The setup involves two lasers with meticulously fine-tuned characteristics. The first laser shines on a material that generates a droplet of liquid light. This produces a number of polaritons that are in sync with each other — a polariton condensate in a state we might assign to zero. The second laser then delivers exactly one photon to the system, switching its state from zero to one by increasing the number of synchronized polaritons in the condensate.
“This study goes back to the room-temperature polariton transistor our team presented in 2019. Since then we’ve gone from switching the state of that device between zero and one with a signal which was roughly 10,000 to 100,000 photons strong to single-photon switching in our recent experiment,” Lagoudakis said. “Notably, we’re still operating at ambient conditions, while the ‘warmest’ that competing approaches based on ultracold atoms, solid-state qubits, or quantum dots have come was below -263 degrees Celsius. Moreover, the alternative approaches tend to require vacuum and/or immensely strong magnetic fields.”

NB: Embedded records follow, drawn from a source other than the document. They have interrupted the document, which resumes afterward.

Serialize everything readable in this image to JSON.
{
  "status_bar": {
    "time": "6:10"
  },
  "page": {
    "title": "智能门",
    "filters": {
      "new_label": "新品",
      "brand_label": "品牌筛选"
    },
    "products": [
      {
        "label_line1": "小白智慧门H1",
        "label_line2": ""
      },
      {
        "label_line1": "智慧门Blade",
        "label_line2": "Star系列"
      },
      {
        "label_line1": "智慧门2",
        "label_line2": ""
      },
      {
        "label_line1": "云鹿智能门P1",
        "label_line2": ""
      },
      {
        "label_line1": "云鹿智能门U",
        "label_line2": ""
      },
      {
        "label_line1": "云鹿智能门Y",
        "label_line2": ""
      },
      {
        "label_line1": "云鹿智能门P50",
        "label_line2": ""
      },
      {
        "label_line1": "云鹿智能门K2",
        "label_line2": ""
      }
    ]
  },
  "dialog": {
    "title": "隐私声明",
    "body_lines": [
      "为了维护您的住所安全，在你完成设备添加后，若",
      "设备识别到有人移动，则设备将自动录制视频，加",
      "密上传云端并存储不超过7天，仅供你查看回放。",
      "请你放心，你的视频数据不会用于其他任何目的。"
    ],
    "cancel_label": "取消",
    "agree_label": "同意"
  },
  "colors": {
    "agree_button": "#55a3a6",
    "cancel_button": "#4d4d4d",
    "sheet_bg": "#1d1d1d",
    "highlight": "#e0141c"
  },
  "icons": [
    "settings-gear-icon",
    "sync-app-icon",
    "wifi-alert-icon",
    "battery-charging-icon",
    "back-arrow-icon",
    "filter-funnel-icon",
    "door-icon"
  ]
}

To make the leap to single-photon switching, the team undertook a major upgrade of the experimental setup. Originally, the state of the system was detected by averaging a thousand realizations of the polariton condensate, each generated by a distinct laser pulse. It was only after the signal had been accumulated over a thousand iterations that it was analyzed.
“Now that we have increased detection sensitivity, we can generate and analyze a distinct single realization of the polariton condensate,” Lagoudakis explained. “Besides, we have achieved much greater control over condensate preparation, so we can carry out the analysis on condensates prepared under exactly the same conditions, exciting completely identical condensate states. In other words, we managed to detect the extremely subtle act of single-photon switching in this latest experiment by simultaneously stepping up sensitivity and eliminating noise.”
The research underlying the patented invention reported in this story was supported by the Russian Science Foundation under Project No. 20-72-10145 titled “Organic Polaritonics: Investigation of Nonlinear Interactions and Quantum Effects of Bose Condensates of Frenkel Exciton Polaritons.”